15. The system of claim 14, wherein generating the description of actions performed to compete the workflow comprises:

recording user interaction with user interface elements presented in the workflow; and

generating a structured file including the recorded user interaction, wherein the structured file is ordered based on chronological order of the recorded user interaction with the user interface elements presented in the workflow.

16. The system of claim 14, wherein generating the natural language content describing the workflow comprises:

generating a filtered version of the updated description of actions performed to complete the workflow to remove irrelevant actions from the updated description of actions; and

generating the natural language content based on the filtered version of the updated description of actions performed to complete the workflow.

17. The system of claim 16, wherein generating the filtered version of the updated description of actions performed to complete the workflow comprises:

removing, from the updated description of actions, actions performed by a test framework to execute the workflow in the second version of the application; and

consolidating records of successive actions performed against a same target user interface element such that successive entries in the filtered version of the updated description of actions have different target user interface elements.

18. The system of claim 14, wherein generating the natural language content describing the workflow comprises, for each respective entry in the updated description of actions performed to complete the workflow:

identifying a natural language template corresponding to an action identified in the respective entry in the updated description of actions, and

generating a natural language representation of the entry based on the identified natural language template, an identification of a target user interface element included in the respective entry, and an identification of an action performed against the target user interface element included in the respective entry.

19. The system of claim 14, wherein:

generating the description of actions performed to complete the workflow in the first version of the application comprises generating the description of actions based on a recording of actions performed to execute a base variation of the workflow in the first version of the application; and

executing the workflow in the second version of the application based on the generated description of actions comprises: executing a plurality of variations of the workflow based on the recording of the actions performed to execute the base variation of the workflow in the first version of the application.

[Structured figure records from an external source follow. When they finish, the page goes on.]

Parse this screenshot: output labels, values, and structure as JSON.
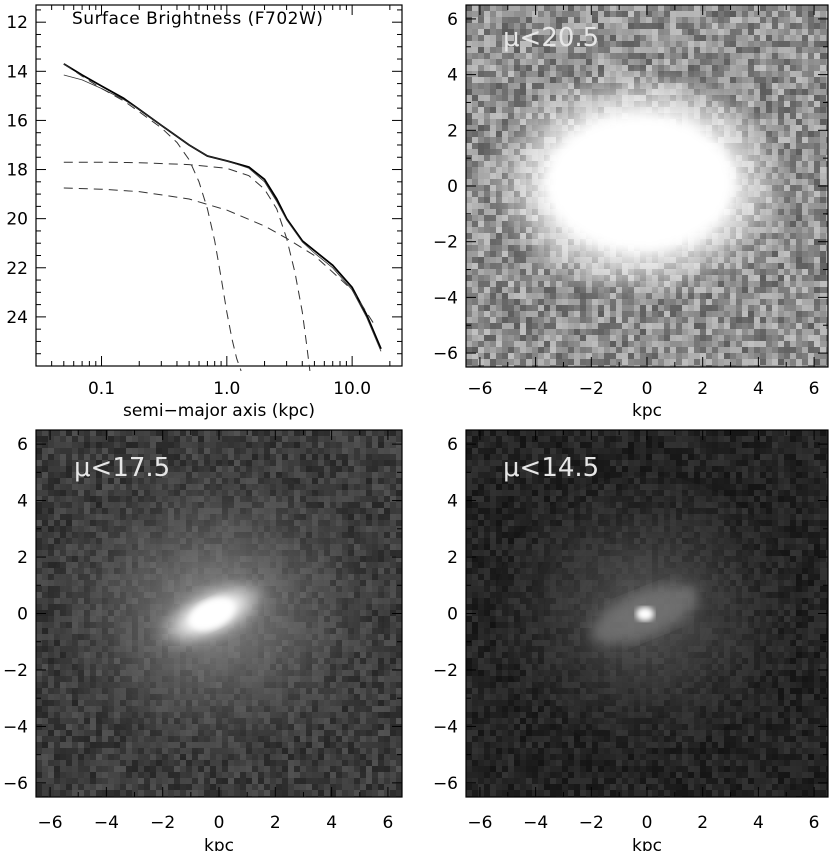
{
  "chart_data": [
    {
      "panel": "profile",
      "type": "line",
      "title": "Surface Brightness (F702W)",
      "xlabel": "semi−major axis (kpc)",
      "ylabel": "",
      "xscale": "log",
      "xlim": [
        0.03,
        25
      ],
      "ylim": [
        26,
        11.3
      ],
      "xticks": [
        "0.1",
        "1.0",
        "10.0"
      ],
      "yticks": [
        "12",
        "14",
        "16",
        "18",
        "20",
        "22",
        "24"
      ],
      "series": [
        {
          "style": "solid-thick",
          "x": [
            0.05,
            0.07,
            0.1,
            0.15,
            0.2,
            0.3,
            0.5,
            0.7,
            1.0,
            1.5,
            2.0,
            2.5,
            3.0,
            4.0,
            5.0,
            7.0,
            10.0,
            13.0,
            17.0
          ],
          "y": [
            13.7,
            14.15,
            14.6,
            15.1,
            15.55,
            16.2,
            17.0,
            17.45,
            17.65,
            17.9,
            18.4,
            19.2,
            20.0,
            20.9,
            21.3,
            21.9,
            22.8,
            23.9,
            25.3
          ]
        },
        {
          "style": "solid-thin",
          "x": [
            0.05,
            0.07,
            0.1,
            0.15,
            0.2,
            0.3,
            0.5,
            0.7,
            1.0,
            1.5,
            2.0,
            2.5,
            3.0,
            4.0,
            5.0,
            7.0,
            10.0,
            13.0,
            17.0
          ],
          "y": [
            14.15,
            14.35,
            14.7,
            15.15,
            15.55,
            16.2,
            17.0,
            17.45,
            17.65,
            17.95,
            18.5,
            19.3,
            20.05,
            20.95,
            21.4,
            22.0,
            22.9,
            24.0,
            25.4
          ]
        },
        {
          "style": "dashed",
          "x": [
            0.05,
            0.07,
            0.1,
            0.15,
            0.2,
            0.3,
            0.4,
            0.5,
            0.6,
            0.7,
            0.8,
            0.9,
            1.0,
            1.1,
            1.2,
            1.3
          ],
          "y": [
            13.7,
            14.2,
            14.7,
            15.2,
            15.65,
            16.3,
            16.9,
            17.6,
            18.5,
            19.6,
            20.9,
            22.4,
            23.8,
            24.9,
            25.7,
            26.2
          ]
        },
        {
          "style": "dashed",
          "x": [
            0.05,
            0.1,
            0.2,
            0.5,
            1.0,
            1.5,
            2.0,
            2.5,
            3.0,
            3.5,
            4.0,
            4.3,
            4.6
          ],
          "y": [
            17.7,
            17.7,
            17.72,
            17.8,
            17.95,
            18.25,
            18.8,
            19.6,
            20.8,
            22.2,
            23.8,
            25.0,
            26.2
          ]
        },
        {
          "style": "dashed",
          "x": [
            0.05,
            0.1,
            0.2,
            0.5,
            1.0,
            2.0,
            3.0,
            5.0,
            10.0,
            15.0
          ],
          "y": [
            18.75,
            18.8,
            18.9,
            19.2,
            19.65,
            20.3,
            20.8,
            21.5,
            22.9,
            24.3
          ]
        }
      ]
    },
    {
      "panel": "map-1",
      "type": "heatmap",
      "label": "μ<20.5",
      "xlabel": "kpc",
      "xlim": [
        -6.5,
        6.5
      ],
      "ylim": [
        -6.5,
        6.5
      ],
      "ticks": [
        "−6",
        "−4",
        "−2",
        "0",
        "2",
        "4",
        "6"
      ]
    },
    {
      "panel": "map-2",
      "type": "heatmap",
      "label": "μ<17.5",
      "xlabel": "kpc",
      "xlim": [
        -6.5,
        6.5
      ],
      "ylim": [
        -6.5,
        6.5
      ],
      "ticks": [
        "−6",
        "−4",
        "−2",
        "0",
        "2",
        "4",
        "6"
      ]
    },
    {
      "panel": "map-3",
      "type": "heatmap",
      "label": "μ<14.5",
      "xlabel": "kpc",
      "xlim": [
        -6.5,
        6.5
      ],
      "ylim": [
        -6.5,
        6.5
      ],
      "ticks": [
        "−6",
        "−4",
        "−2",
        "0",
        "2",
        "4",
        "6"
      ]
    }
  ]
}
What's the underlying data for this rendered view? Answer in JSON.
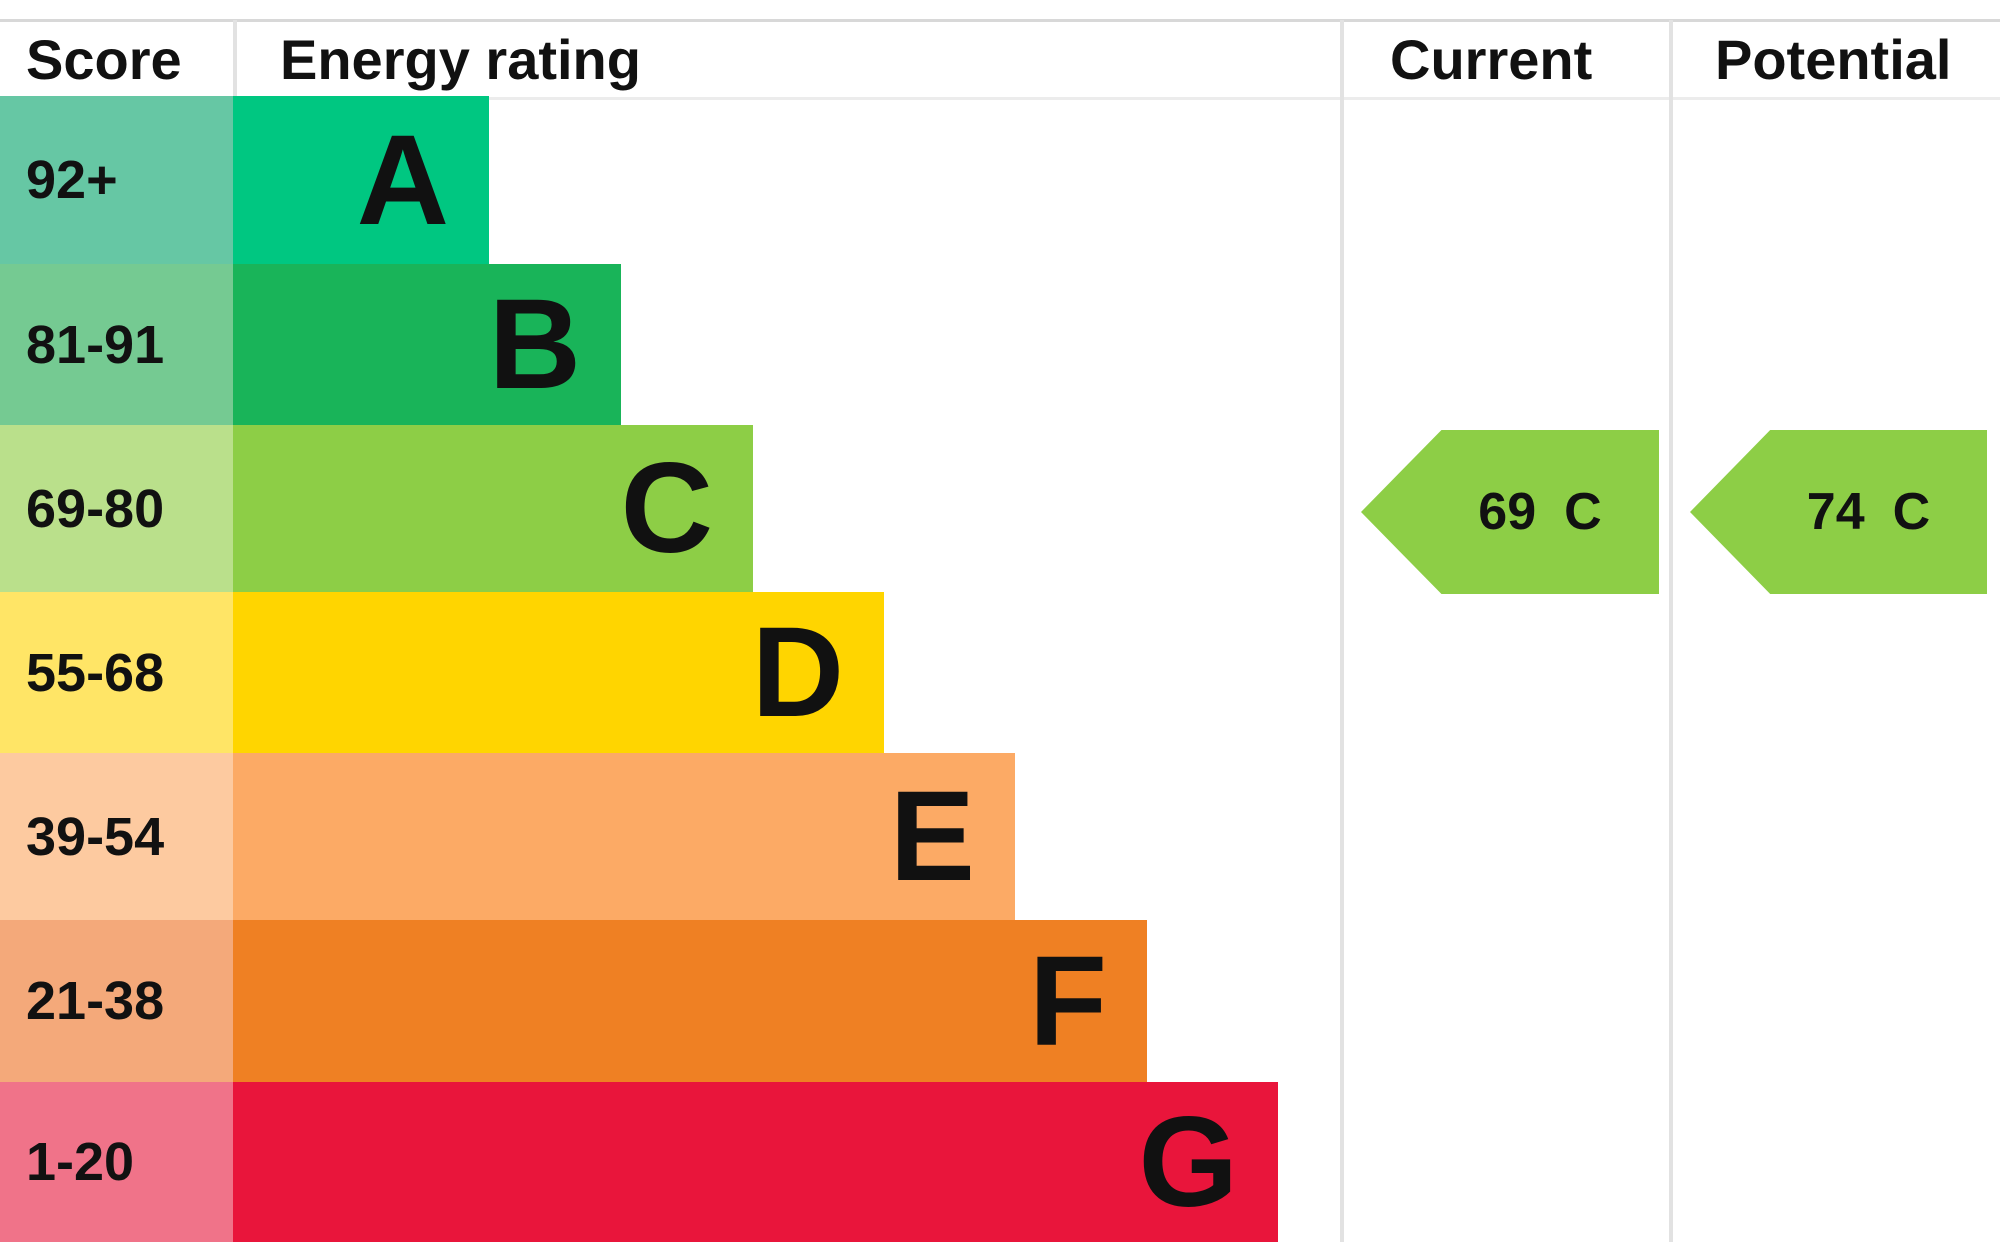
{
  "chart_data": {
    "type": "table",
    "headers": {
      "score": "Score",
      "rating": "Energy rating",
      "current": "Current",
      "potential": "Potential"
    },
    "bands": [
      {
        "score": "92+",
        "letter": "A",
        "color": "#00c781",
        "score_color": "#66c7a4"
      },
      {
        "score": "81-91",
        "letter": "B",
        "color": "#19b459",
        "score_color": "#75ca92"
      },
      {
        "score": "69-80",
        "letter": "C",
        "color": "#8dce46",
        "score_color": "#bae08b"
      },
      {
        "score": "55-68",
        "letter": "D",
        "color": "#ffd500",
        "score_color": "#ffe566"
      },
      {
        "score": "39-54",
        "letter": "E",
        "color": "#fcaa65",
        "score_color": "#fdcaa0"
      },
      {
        "score": "21-38",
        "letter": "F",
        "color": "#ef8023",
        "score_color": "#f4a97a"
      },
      {
        "score": "1-20",
        "letter": "G",
        "color": "#e9153b",
        "score_color": "#f07389"
      }
    ],
    "current": {
      "value": "69",
      "letter": "C",
      "color": "#8dce46"
    },
    "potential": {
      "value": "74",
      "letter": "C",
      "color": "#8dce46"
    }
  }
}
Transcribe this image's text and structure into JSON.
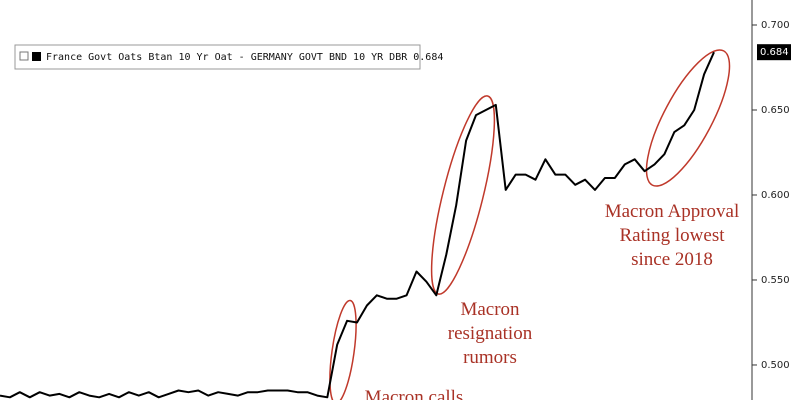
{
  "chart_data": {
    "type": "line",
    "series": [
      {
        "name": "France Govt Oats Btan 10 Yr Oat - GERMANY GOVT BND 10 YR DBR",
        "color": "#000000",
        "values": [
          0.482,
          0.481,
          0.484,
          0.481,
          0.484,
          0.482,
          0.483,
          0.481,
          0.484,
          0.482,
          0.481,
          0.483,
          0.481,
          0.484,
          0.482,
          0.484,
          0.481,
          0.483,
          0.485,
          0.484,
          0.485,
          0.482,
          0.484,
          0.483,
          0.482,
          0.484,
          0.484,
          0.485,
          0.485,
          0.485,
          0.484,
          0.484,
          0.482,
          0.481,
          0.512,
          0.526,
          0.525,
          0.535,
          0.541,
          0.539,
          0.539,
          0.541,
          0.555,
          0.549,
          0.541,
          0.565,
          0.594,
          0.632,
          0.647,
          0.65,
          0.653,
          0.603,
          0.612,
          0.612,
          0.609,
          0.621,
          0.612,
          0.612,
          0.606,
          0.609,
          0.603,
          0.61,
          0.61,
          0.618,
          0.621,
          0.614,
          0.618,
          0.624,
          0.637,
          0.641,
          0.65,
          0.671,
          0.684
        ]
      }
    ],
    "ylim": [
      0.4794,
      0.7147
    ],
    "yticks": [
      {
        "value": 0.5,
        "label": "0.500"
      },
      {
        "value": 0.55,
        "label": "0.550"
      },
      {
        "value": 0.6,
        "label": "0.600"
      },
      {
        "value": 0.65,
        "label": "0.650"
      },
      {
        "value": 0.7,
        "label": "0.700"
      }
    ],
    "grid": false,
    "annotations": [
      {
        "lines": [
          "Macron calls"
        ]
      },
      {
        "lines": [
          "Macron",
          "resignation",
          "rumors"
        ]
      },
      {
        "lines": [
          "Macron Approval",
          "Rating lowest",
          "since 2018"
        ]
      }
    ]
  }
}
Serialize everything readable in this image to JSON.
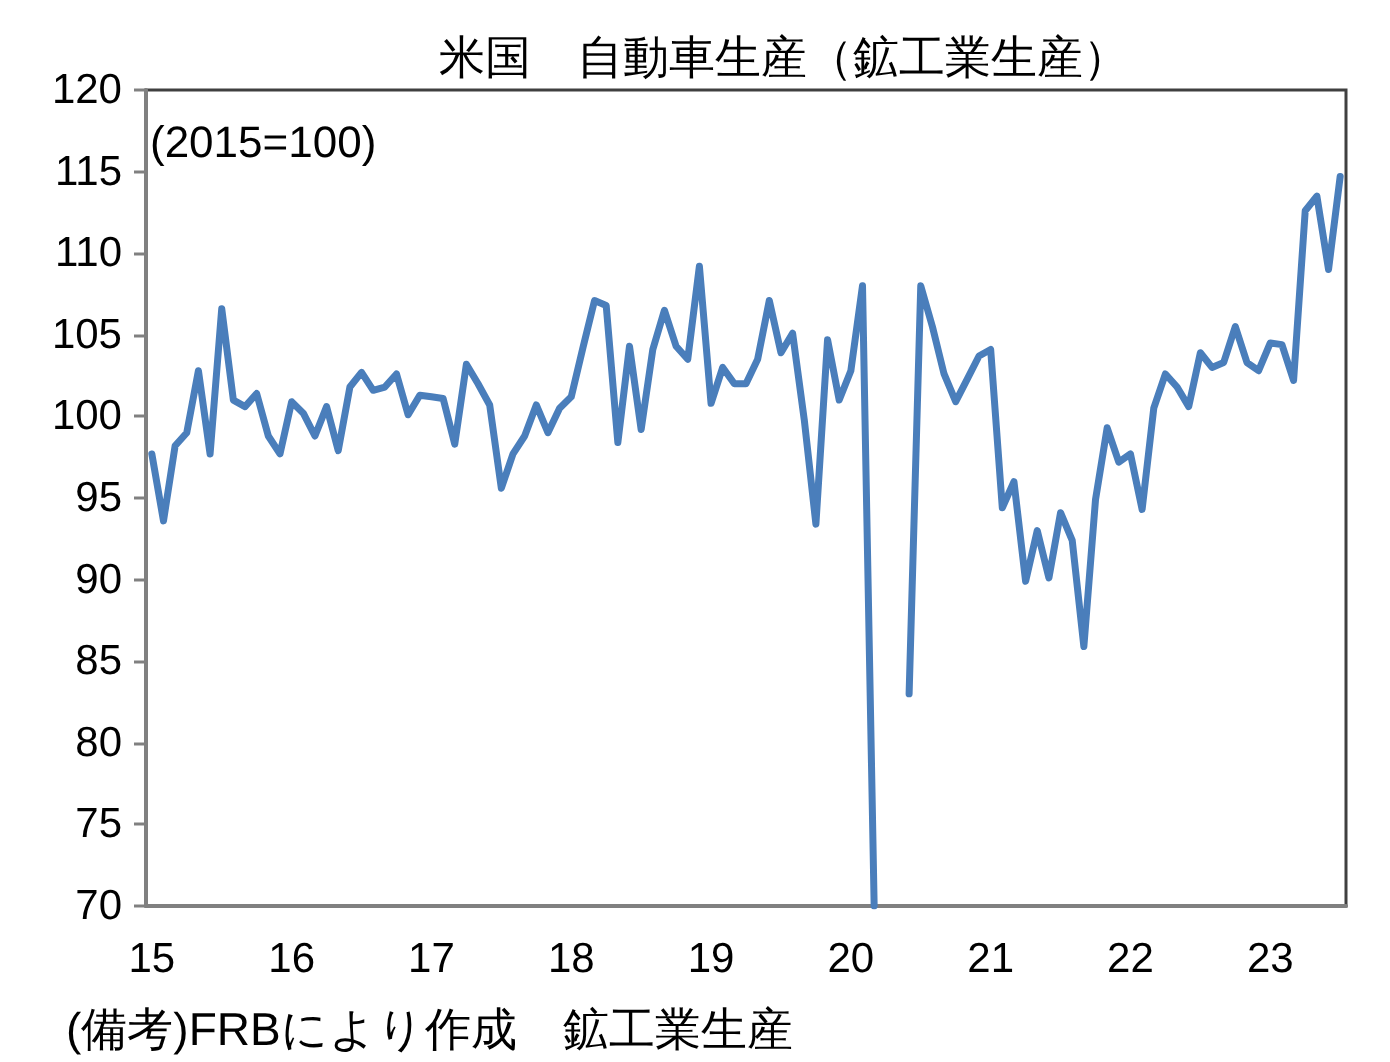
{
  "chart_data": {
    "type": "line",
    "title": "米国　自動車生産（鉱工業生産）",
    "ylabel": "(2015=100)",
    "annotations": [
      "(備考)FRBにより作成　鉱工業生産"
    ],
    "categories": [
      "15",
      null,
      null,
      null,
      null,
      null,
      null,
      null,
      null,
      null,
      null,
      null,
      "16",
      null,
      null,
      null,
      null,
      null,
      null,
      null,
      null,
      null,
      null,
      null,
      "17",
      null,
      null,
      null,
      null,
      null,
      null,
      null,
      null,
      null,
      null,
      null,
      "18",
      null,
      null,
      null,
      null,
      null,
      null,
      null,
      null,
      null,
      null,
      null,
      "19",
      null,
      null,
      null,
      null,
      null,
      null,
      null,
      null,
      null,
      null,
      null,
      "20",
      null,
      null,
      null,
      null,
      null,
      null,
      null,
      null,
      null,
      null,
      null,
      "21",
      null,
      null,
      null,
      null,
      null,
      null,
      null,
      null,
      null,
      null,
      null,
      "22",
      null,
      null,
      null,
      null,
      null,
      null,
      null,
      null,
      null,
      null,
      null,
      "23",
      null,
      null,
      null,
      null,
      null,
      null
    ],
    "series": [
      {
        "color": "#4a7ebb",
        "values": [
          97.7,
          93.6,
          98.2,
          99.0,
          102.8,
          97.7,
          106.6,
          101.0,
          100.6,
          101.4,
          98.8,
          97.7,
          100.9,
          100.2,
          98.8,
          100.6,
          97.9,
          101.8,
          102.7,
          101.6,
          101.8,
          102.6,
          100.1,
          101.3,
          101.2,
          101.1,
          98.3,
          103.2,
          102.0,
          100.7,
          95.6,
          97.7,
          98.8,
          100.7,
          99.0,
          100.5,
          101.2,
          104.2,
          107.1,
          106.8,
          98.4,
          104.3,
          99.2,
          104.1,
          106.5,
          104.3,
          103.5,
          109.2,
          100.8,
          103.0,
          102.0,
          102.0,
          103.5,
          107.1,
          103.9,
          105.1,
          99.8,
          93.4,
          104.7,
          101.0,
          102.8,
          108.0,
          70,
          null,
          null,
          83,
          108.0,
          105.5,
          102.6,
          100.9,
          102.3,
          103.7,
          104.1,
          94.4,
          96.0,
          89.9,
          93.0,
          90.1,
          94.1,
          92.4,
          85.9,
          94.9,
          99.3,
          97.2,
          97.7,
          94.3,
          100.5,
          102.6,
          101.8,
          100.6,
          103.9,
          103.0,
          103.3,
          105.5,
          103.3,
          102.8,
          104.5,
          104.4,
          102.2,
          112.6,
          113.5,
          109.0,
          114.7
        ]
      }
    ],
    "ylim": [
      70,
      120
    ],
    "yticks": [
      70,
      75,
      80,
      85,
      90,
      95,
      100,
      105,
      110,
      115,
      120
    ],
    "grid": false,
    "marker": "none",
    "line_style": "solid"
  }
}
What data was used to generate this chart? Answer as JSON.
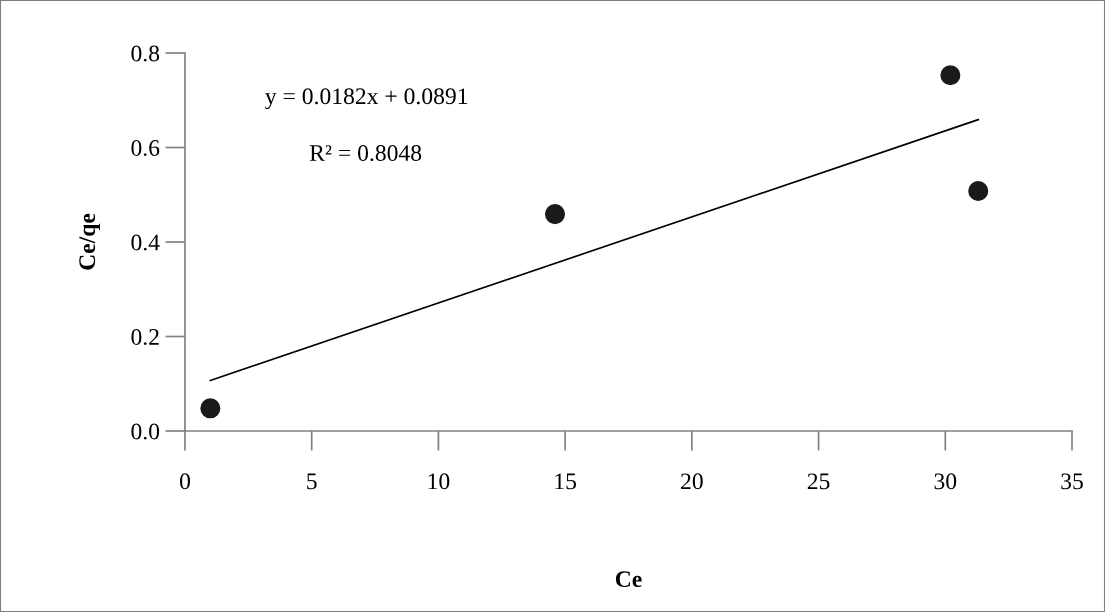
{
  "chart_data": {
    "type": "scatter",
    "xlabel": "Ce",
    "ylabel": "Ce/qe",
    "x": [
      1.0,
      14.6,
      30.2,
      31.3
    ],
    "series": [
      {
        "color": "#1a1a1a",
        "values": [
          0.048,
          0.459,
          0.753,
          0.508
        ],
        "marker": "circle"
      },
      {
        "type": "line",
        "color": "#000000",
        "x": [
          1.0,
          31.3
        ],
        "values": [
          0.107,
          0.659
        ],
        "marker": "none",
        "line_style": "solid"
      }
    ],
    "annotations": [
      "y = 0.0182x + 0.0891",
      "R² = 0.8048"
    ],
    "xlim": [
      0,
      35
    ],
    "xticks": [
      0,
      5,
      10,
      15,
      20,
      25,
      30,
      35
    ],
    "ylim": [
      0,
      0.8
    ],
    "yticks": [
      {
        "value": 0,
        "label": "0.0"
      },
      {
        "value": 0.2,
        "label": "0.2"
      },
      {
        "value": 0.4,
        "label": "0.4"
      },
      {
        "value": 0.6,
        "label": "0.6"
      },
      {
        "value": 0.8,
        "label": "0.8"
      }
    ],
    "grid": false,
    "legend": false
  }
}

20. A method for generating natural language content describing a workflow in an application, comprising:

generating a description of actions performed to complete a first variation of a workflow in a first version of an application;

executing a plurality of variations of the workflow in a second version of the application based on the generated description of actions; and

for each respective variation of the plurality of variations of the workflow: generating a variation-specific description of actions performed to complete the respective variation of the workflow; generating, using a natural language generation engine, natural language content describing the respective variation of the workflow based on the variation-specific description of actions performed to complete the respective variation of the workflow; and outputting the natural language content describing the respective variation of the workflow to a user-accessible content repository associated with the application.